The NBA offseason can be split into three acts.
First is free agency/trade frenzy, during which free agents sign with teams, teams trade for players, and so on. This season, we saw a particularly busy one, as many marquee free agents switched teams (such as Dwight Howard to Houston or Andre Iguodala to Golden State) or trades involving key players like Paul Pierce and Kevin Garnett to Brooklyn.
The second part is the dullest part--the doldrums in between free agency and training camp. It felt shorter last season, largely due to the Olympics. And though the qualifying tournaments for the FIBA World Championships occurred during this time (in case you missed it, Tony Parker led France to a Eurobasket title), it couldn't quite sate the thirst of basketball fans.
With September ending and October (and training camp) around the corner, it's time for part three: when fans can sneak a peek at how their team's offseason translates to their on-court product.
As contenders, the Spurs have barely changed their core rotation. Tiago Splitter and Manu Ginobili were re-signed by the team, using up San Antonio's cap space (though one may note that Ginobili took a pay cut allowing Splitter to sign a big extension). This meant that whatever free agents the team had to attract would have to be content with a mid-level deal at the most.
The Spurs' most notable offseason acquisition is Italian Marco Belinelli, who last played for the Chicago Bulls. However, the Spurs offseason was most active on the coaching front, as Mike Budenholzer and Brett Brown left for head coaching positions in Atlanta and Philadelphia, respectively. To replace them, Jim Boylen was hired from Indiana (more on him later) and Sean Marks was effectively promoted to assistant coach (more astute fans may note he already helps in pre-game workouts and such). Boylen may have had a hand in the signing of Jeff Ayres (né Pendergraph) and getting Sam Young as a training camp invitee. However, these two do not seem likely to be major parts of the Spurs' rotation, assuming health.
Integrating Belinelli into the lineup, as well as finding out which young prospect has the edge in becoming the backup poing guard to Tony Parker (and he'll get a lot of rest this preseason) will likely be the coaching staff's priorities. Although Gary Neal's role could be seen as a precedent to Belinelli's, his playing style and size are distinct enough that the rotations may be subtly changed. The fact, too, that the Spurs have had no "small forward" (a largely useless term in terms of Pop's playbook) since Tracy McGrady's contract expired means that we could see a considerable amount of time seeing Manu play "small forward".

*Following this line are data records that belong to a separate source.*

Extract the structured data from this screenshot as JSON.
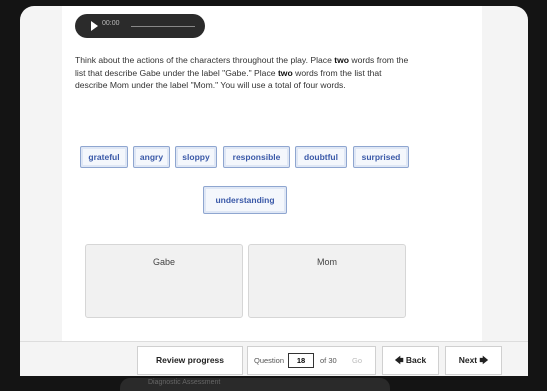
{
  "audio": {
    "time": "00:00"
  },
  "prompt": {
    "p1": "Think about the actions of the characters throughout the play. Place ",
    "b1": "two",
    "p2": " words from the list that describe Gabe under the label \"Gabe.\" Place ",
    "b2": "two",
    "p3": " words from the list that describe Mom under the label \"Mom.\" You will use a total of four words."
  },
  "words": [
    "grateful",
    "angry",
    "sloppy",
    "responsible",
    "doubtful",
    "surprised",
    "understanding"
  ],
  "drop_zones": {
    "gabe": "Gabe",
    "mom": "Mom"
  },
  "nav": {
    "review": "Review progress",
    "question_label": "Question",
    "question_value": "18",
    "of_total": "of 30",
    "go": "Go",
    "back": "Back",
    "next": "Next"
  },
  "lower_device": {
    "title": "Diagnostic Assessment"
  }
}
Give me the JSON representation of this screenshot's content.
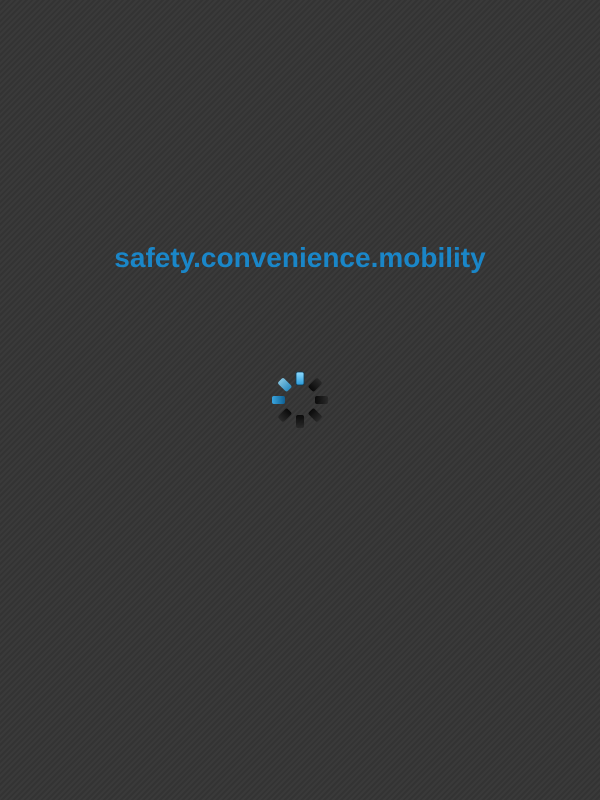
{
  "splash": {
    "tagline": "safety.convenience.mobility"
  },
  "loading_indicator": {
    "icon": "loading-spinner-icon",
    "active_segment_color": "#5bc4f2",
    "trail_segment_color": "#1a86c8",
    "inactive_segment_color": "#111111"
  },
  "colors": {
    "background": "#383838",
    "accent": "#1a86c8"
  }
}
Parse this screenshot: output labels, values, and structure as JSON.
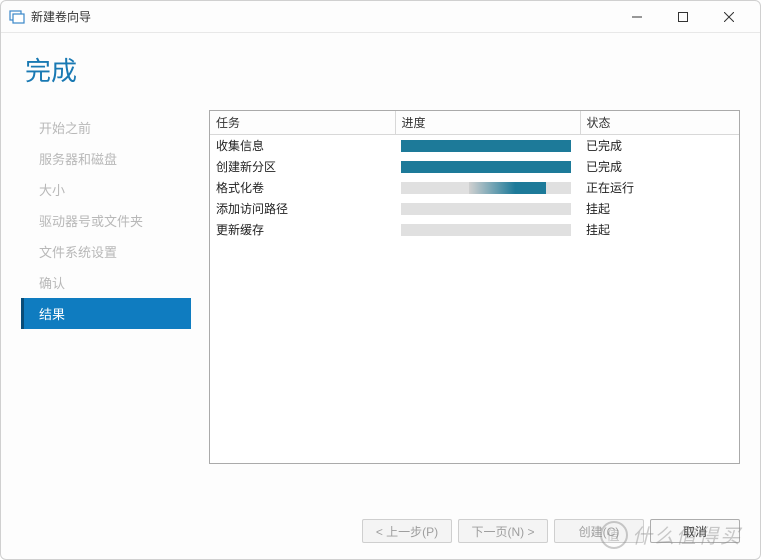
{
  "window": {
    "title": "新建卷向导"
  },
  "page": {
    "title": "完成"
  },
  "sidebar": {
    "items": [
      {
        "label": "开始之前",
        "active": false
      },
      {
        "label": "服务器和磁盘",
        "active": false
      },
      {
        "label": "大小",
        "active": false
      },
      {
        "label": "驱动器号或文件夹",
        "active": false
      },
      {
        "label": "文件系统设置",
        "active": false
      },
      {
        "label": "确认",
        "active": false
      },
      {
        "label": "结果",
        "active": true
      }
    ]
  },
  "table": {
    "headers": {
      "task": "任务",
      "progress": "进度",
      "status": "状态"
    },
    "rows": [
      {
        "task": "收集信息",
        "progress_state": "complete",
        "status": "已完成"
      },
      {
        "task": "创建新分区",
        "progress_state": "complete",
        "status": "已完成"
      },
      {
        "task": "格式化卷",
        "progress_state": "indeterminate",
        "status": "正在运行"
      },
      {
        "task": "添加访问路径",
        "progress_state": "pending",
        "status": "挂起"
      },
      {
        "task": "更新缓存",
        "progress_state": "pending",
        "status": "挂起"
      }
    ]
  },
  "buttons": {
    "prev": "< 上一步(P)",
    "next": "下一页(N) >",
    "create": "创建(C)",
    "cancel": "取消"
  },
  "watermark": {
    "circle": "值",
    "text": "什么值得买"
  }
}
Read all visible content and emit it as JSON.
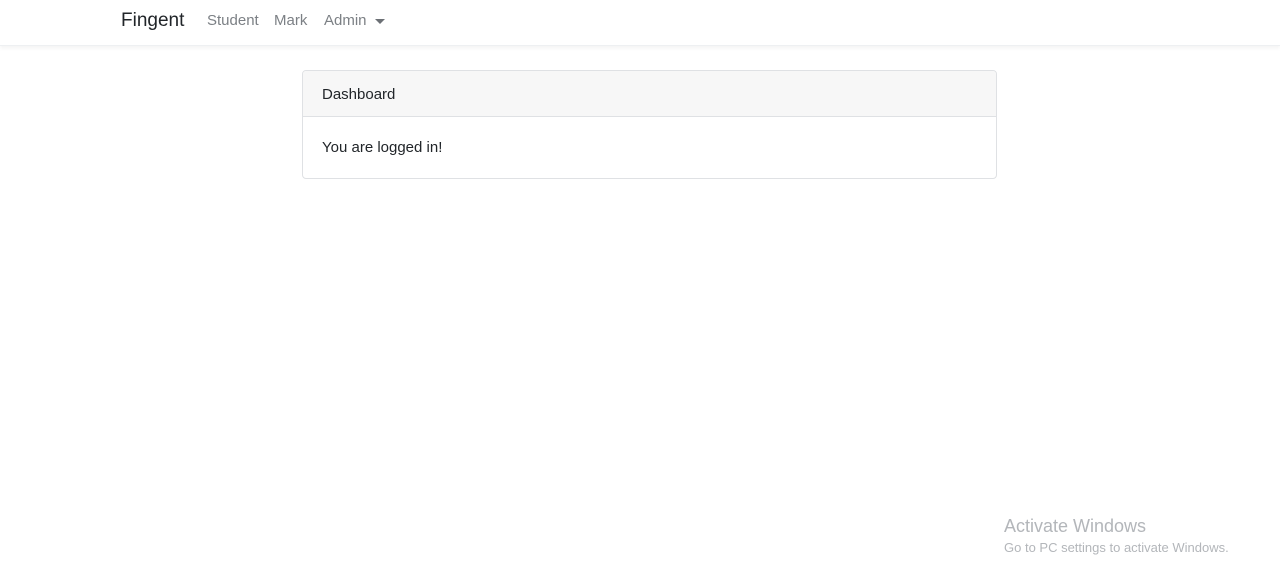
{
  "navbar": {
    "brand": "Fingent",
    "items": [
      {
        "label": "Student"
      },
      {
        "label": "Mark"
      },
      {
        "label": "Admin",
        "dropdown": true
      }
    ]
  },
  "card": {
    "header": "Dashboard",
    "body": "You are logged in!"
  },
  "watermark": {
    "title": "Activate Windows",
    "subtitle": "Go to PC settings to activate Windows."
  },
  "colors": {
    "nav_link": "#7c8085",
    "card_header_bg": "#f7f7f7",
    "border": "#dfe1e4"
  }
}
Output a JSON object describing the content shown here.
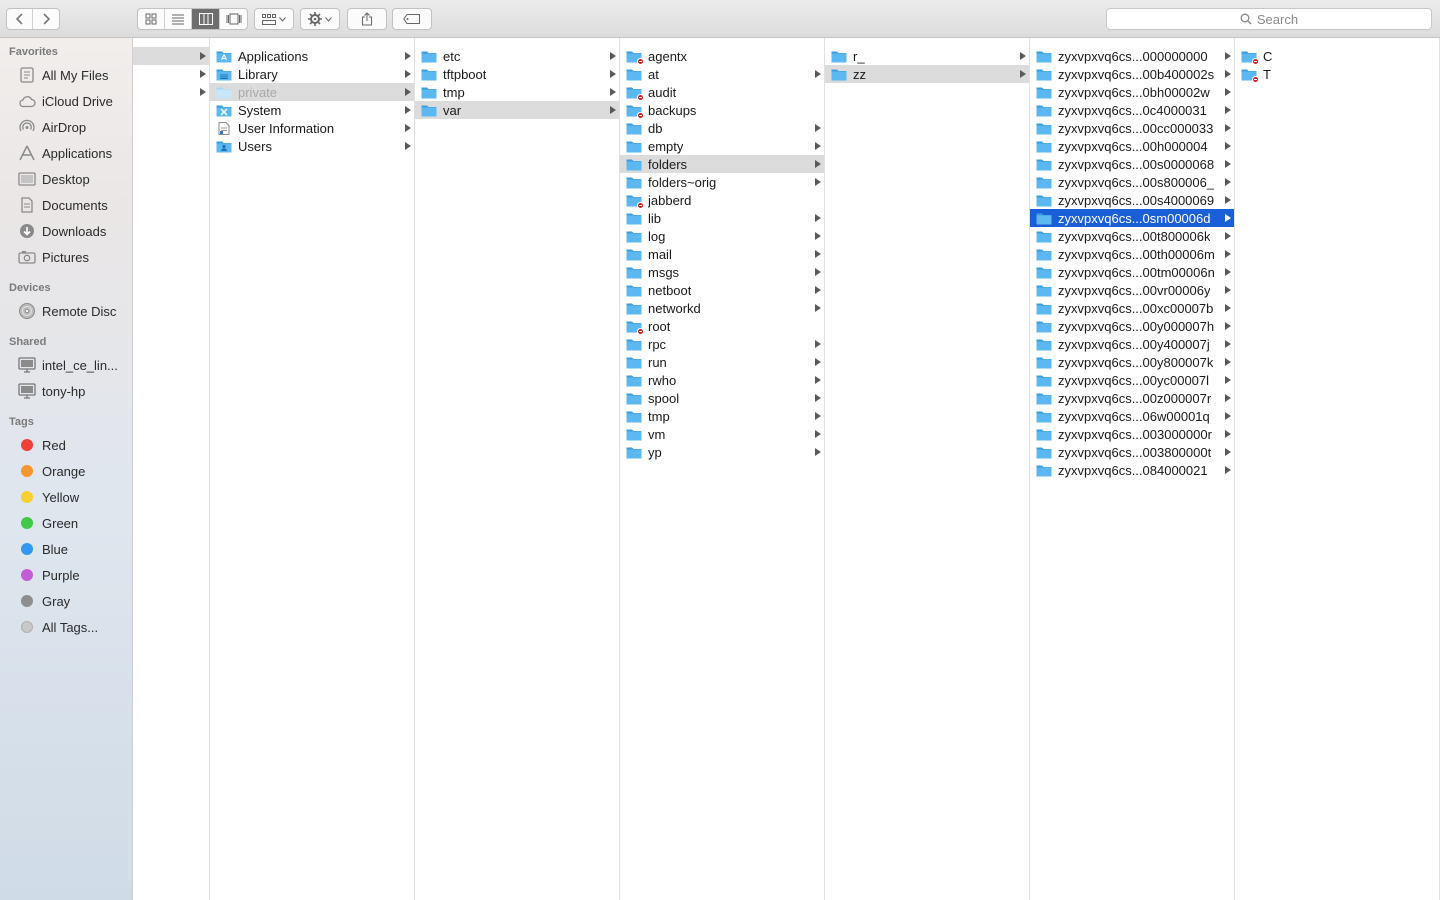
{
  "toolbar": {
    "back_icon": "chevron-left-icon",
    "forward_icon": "chevron-right-icon",
    "search_placeholder": "Search"
  },
  "sidebar": {
    "favorites_header": "Favorites",
    "favorites": [
      {
        "label": "All My Files",
        "icon": "all-files-icon"
      },
      {
        "label": "iCloud Drive",
        "icon": "cloud-icon"
      },
      {
        "label": "AirDrop",
        "icon": "airdrop-icon"
      },
      {
        "label": "Applications",
        "icon": "applications-icon"
      },
      {
        "label": "Desktop",
        "icon": "desktop-icon"
      },
      {
        "label": "Documents",
        "icon": "documents-icon"
      },
      {
        "label": "Downloads",
        "icon": "downloads-icon"
      },
      {
        "label": "Pictures",
        "icon": "pictures-icon"
      }
    ],
    "devices_header": "Devices",
    "devices": [
      {
        "label": "Remote Disc",
        "icon": "disc-icon"
      }
    ],
    "shared_header": "Shared",
    "shared": [
      {
        "label": "intel_ce_lin...",
        "icon": "monitor-icon"
      },
      {
        "label": "tony-hp",
        "icon": "monitor-icon"
      }
    ],
    "tags_header": "Tags",
    "tags": [
      {
        "label": "Red",
        "color": "#f0403a"
      },
      {
        "label": "Orange",
        "color": "#f7962e"
      },
      {
        "label": "Yellow",
        "color": "#f7cf2f"
      },
      {
        "label": "Green",
        "color": "#3ec946"
      },
      {
        "label": "Blue",
        "color": "#2f98f3"
      },
      {
        "label": "Purple",
        "color": "#c65bd6"
      },
      {
        "label": "Gray",
        "color": "#8e8e8e"
      },
      {
        "label": "All Tags...",
        "color": "#c8c8c8"
      }
    ]
  },
  "columns": [
    {
      "id": "root",
      "items": [
        {
          "label": "",
          "chevron": true,
          "sel": "gray"
        },
        {
          "label": "",
          "chevron": true
        },
        {
          "label": "",
          "chevron": true
        }
      ]
    },
    {
      "id": "disk",
      "items": [
        {
          "label": "Applications",
          "chevron": true,
          "icon": "app-folder"
        },
        {
          "label": "Library",
          "chevron": true,
          "icon": "lib-folder"
        },
        {
          "label": "private",
          "chevron": true,
          "sel": "gray",
          "dim": true,
          "icon": "folder-light"
        },
        {
          "label": "System",
          "chevron": true,
          "icon": "sys-folder"
        },
        {
          "label": "User Information",
          "chevron": true,
          "icon": "doc"
        },
        {
          "label": "Users",
          "chevron": true,
          "icon": "users-folder"
        }
      ]
    },
    {
      "id": "private",
      "items": [
        {
          "label": "etc",
          "chevron": true
        },
        {
          "label": "tftpboot",
          "chevron": true
        },
        {
          "label": "tmp",
          "chevron": true
        },
        {
          "label": "var",
          "chevron": true,
          "sel": "gray"
        }
      ]
    },
    {
      "id": "var",
      "items": [
        {
          "label": "agentx",
          "chevron": false,
          "lock": true
        },
        {
          "label": "at",
          "chevron": true
        },
        {
          "label": "audit",
          "chevron": false,
          "lock": true
        },
        {
          "label": "backups",
          "chevron": false,
          "lock": true
        },
        {
          "label": "db",
          "chevron": true
        },
        {
          "label": "empty",
          "chevron": true
        },
        {
          "label": "folders",
          "chevron": true,
          "sel": "gray"
        },
        {
          "label": "folders~orig",
          "chevron": true
        },
        {
          "label": "jabberd",
          "chevron": false,
          "lock": true
        },
        {
          "label": "lib",
          "chevron": true
        },
        {
          "label": "log",
          "chevron": true
        },
        {
          "label": "mail",
          "chevron": true
        },
        {
          "label": "msgs",
          "chevron": true
        },
        {
          "label": "netboot",
          "chevron": true
        },
        {
          "label": "networkd",
          "chevron": true
        },
        {
          "label": "root",
          "chevron": false,
          "lock": true
        },
        {
          "label": "rpc",
          "chevron": true
        },
        {
          "label": "run",
          "chevron": true
        },
        {
          "label": "rwho",
          "chevron": true
        },
        {
          "label": "spool",
          "chevron": true
        },
        {
          "label": "tmp",
          "chevron": true
        },
        {
          "label": "vm",
          "chevron": true
        },
        {
          "label": "yp",
          "chevron": true
        }
      ]
    },
    {
      "id": "folders",
      "items": [
        {
          "label": "r_",
          "chevron": true
        },
        {
          "label": "zz",
          "chevron": true,
          "sel": "gray"
        }
      ]
    },
    {
      "id": "zz",
      "items": [
        {
          "label": "zyxvpxvq6cs...000000000",
          "chevron": true
        },
        {
          "label": "zyxvpxvq6cs...00b400002s",
          "chevron": true
        },
        {
          "label": "zyxvpxvq6cs...0bh00002w",
          "chevron": true
        },
        {
          "label": "zyxvpxvq6cs...0c4000031",
          "chevron": true
        },
        {
          "label": "zyxvpxvq6cs...00cc000033",
          "chevron": true
        },
        {
          "label": "zyxvpxvq6cs...00h000004",
          "chevron": true
        },
        {
          "label": "zyxvpxvq6cs...00s0000068",
          "chevron": true
        },
        {
          "label": "zyxvpxvq6cs...00s800006_",
          "chevron": true
        },
        {
          "label": "zyxvpxvq6cs...00s4000069",
          "chevron": true
        },
        {
          "label": "zyxvpxvq6cs...0sm00006d",
          "chevron": true,
          "sel": "blue"
        },
        {
          "label": "zyxvpxvq6cs...00t800006k",
          "chevron": true
        },
        {
          "label": "zyxvpxvq6cs...00th00006m",
          "chevron": true
        },
        {
          "label": "zyxvpxvq6cs...00tm00006n",
          "chevron": true
        },
        {
          "label": "zyxvpxvq6cs...00vr00006y",
          "chevron": true
        },
        {
          "label": "zyxvpxvq6cs...00xc00007b",
          "chevron": true
        },
        {
          "label": "zyxvpxvq6cs...00y000007h",
          "chevron": true
        },
        {
          "label": "zyxvpxvq6cs...00y400007j",
          "chevron": true
        },
        {
          "label": "zyxvpxvq6cs...00y800007k",
          "chevron": true
        },
        {
          "label": "zyxvpxvq6cs...00yc00007l",
          "chevron": true
        },
        {
          "label": "zyxvpxvq6cs...00z000007r",
          "chevron": true
        },
        {
          "label": "zyxvpxvq6cs...06w00001q",
          "chevron": true
        },
        {
          "label": "zyxvpxvq6cs...003000000r",
          "chevron": true
        },
        {
          "label": "zyxvpxvq6cs...003800000t",
          "chevron": true
        },
        {
          "label": "zyxvpxvq6cs...084000021",
          "chevron": true
        }
      ]
    },
    {
      "id": "selected",
      "items": [
        {
          "label": "C",
          "chevron": false,
          "lock": true
        },
        {
          "label": "T",
          "chevron": false,
          "lock": true
        }
      ]
    }
  ],
  "colors": {
    "folder": "#5cb8f0",
    "selection_blue": "#1b5fd8",
    "selection_gray": "#dcdcdc"
  }
}
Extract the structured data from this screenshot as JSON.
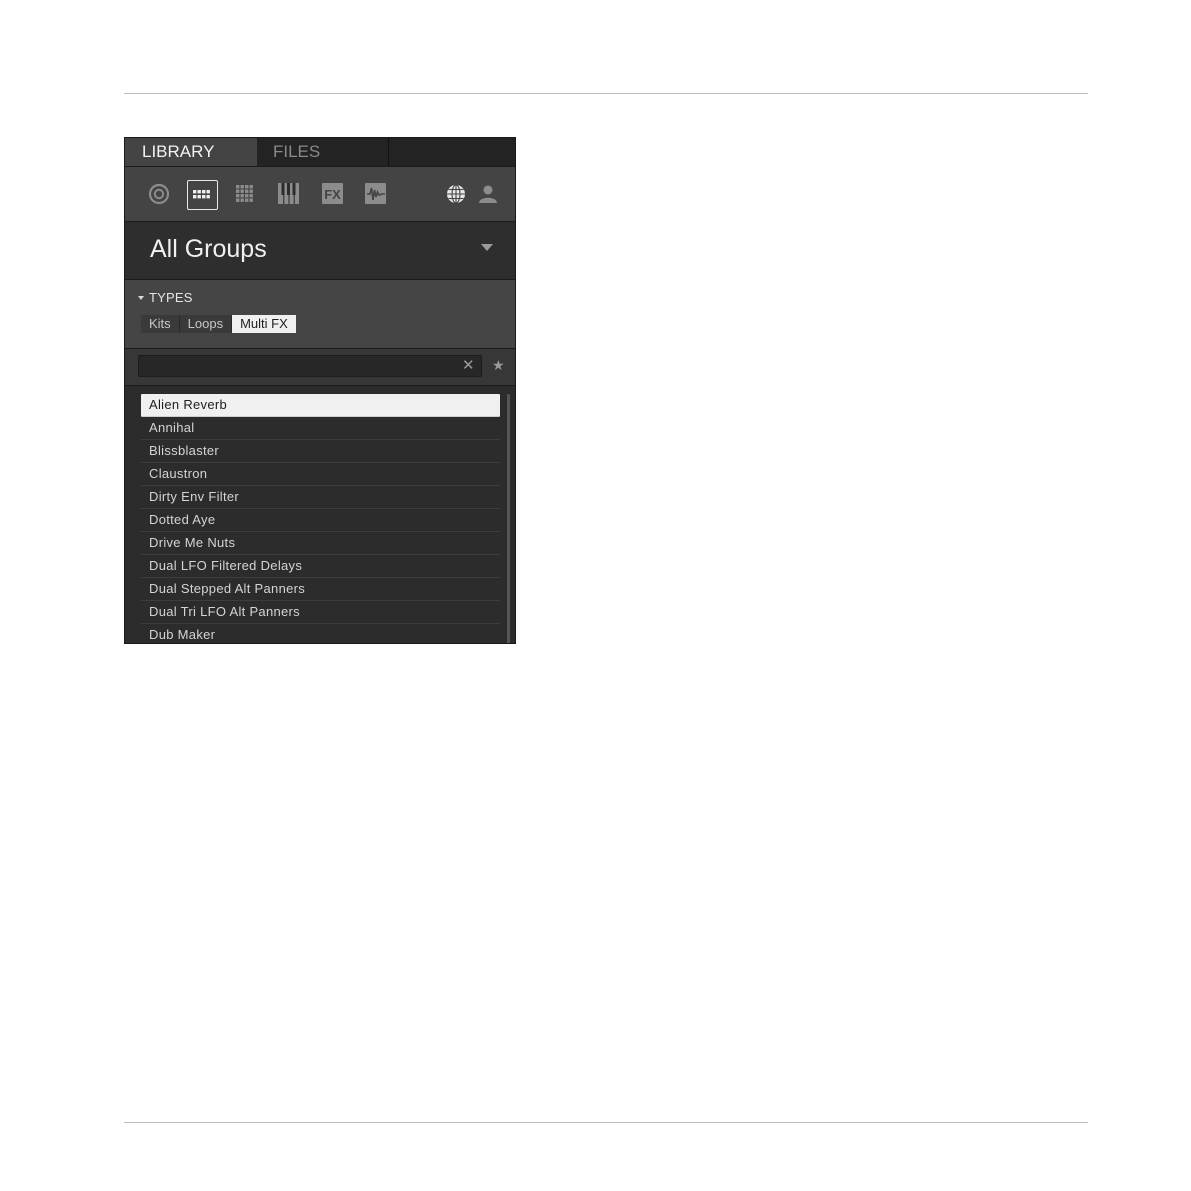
{
  "tabs": [
    {
      "label": "LIBRARY",
      "active": true
    },
    {
      "label": "FILES",
      "active": false
    }
  ],
  "icons": [
    {
      "name": "project-icon",
      "selected": false
    },
    {
      "name": "group-icon",
      "selected": true
    },
    {
      "name": "sound-icon",
      "selected": false
    },
    {
      "name": "instrument-icon",
      "selected": false
    },
    {
      "name": "fx-icon",
      "selected": false
    },
    {
      "name": "sample-icon",
      "selected": false
    },
    {
      "name": "factory-globe-icon",
      "selected": false
    },
    {
      "name": "user-icon",
      "selected": false
    }
  ],
  "content_selector": {
    "title": "All Groups"
  },
  "types": {
    "label": "TYPES",
    "chips": [
      {
        "label": "Kits",
        "active": false
      },
      {
        "label": "Loops",
        "active": false
      },
      {
        "label": "Multi FX",
        "active": true
      }
    ]
  },
  "search": {
    "value": "",
    "placeholder": "",
    "clear_glyph": "✕",
    "favorites_glyph": "★"
  },
  "results": {
    "selected_index": 0,
    "items": [
      "Alien Reverb",
      "Annihal",
      "Blissblaster",
      "Claustron",
      "Dirty Env Filter",
      "Dotted Aye",
      "Drive Me Nuts",
      "Dual LFO Filtered Delays",
      "Dual Stepped Alt Panners",
      "Dual Tri LFO Alt Panners",
      "Dub Maker"
    ]
  },
  "colors": {
    "panel": "#2c2c2c",
    "header": "#444444",
    "selected": "#f0f0f0",
    "text": "#d4d4d4"
  }
}
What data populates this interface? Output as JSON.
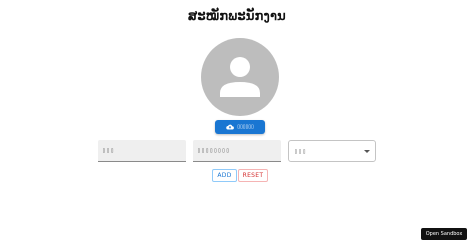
{
  "page": {
    "title": "ສະໝັກພະນັກງານ"
  },
  "avatar": {
    "icon": "person-icon"
  },
  "upload": {
    "label": "▯▯▯▯▯▯",
    "icon": "cloud-upload-icon"
  },
  "form": {
    "field1_label": "▯▯▯",
    "field2_label": "▯▯▯▯▯▯▯▯",
    "select_label": "▯▯▯"
  },
  "actions": {
    "add_label": "ADD",
    "reset_label": "RESET"
  },
  "footer": {
    "sandbox_label": "Open Sandbox"
  },
  "colors": {
    "primary": "#1976d2",
    "danger": "#d32f2f",
    "avatar_bg": "#bdbdbd"
  }
}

One likely result is that, as usual, Manu will be the first guy off the bench, replacing Danny Green, around the 5-6 minute mark or so. Then around the 3-4 minute mark, Diaw enters for Duncan or Splitter, and Belinelli can enter for Leonard. And a minute or two before the 1st quarter ends, Tony Parker subs out for his substitute, and the Spurs have a more-or-less set 9-man rotation (with situational backups like Bonner and Ayres to get spot minutes).
For that matter, despite Cory Joseph's strong showing last season, he does not have the backup slot on lock (even if I peg him as the favorite). Sophomore French guard Nando de Colo, who comes into camp with a confidence boost due to winning Eurobasket, could challenge him, as well as Australian guard Patrick Mills, who has more experience than either Joseph or De Colo. All three have their strengths and weaknesses (Joseph is the best defender, De Colo shows the most promise as a passer, and Mills can act as a microwave scorer; in contrast, Joseph's offense needs more work, De Colo needs to be able to create off the dribble, and Mills needs to play better within a structured offense) which should make this a pretty interesting battle.
As we move forward through training camp, we'll get a clearer picture of what our 2013-2014 Spurs will look like.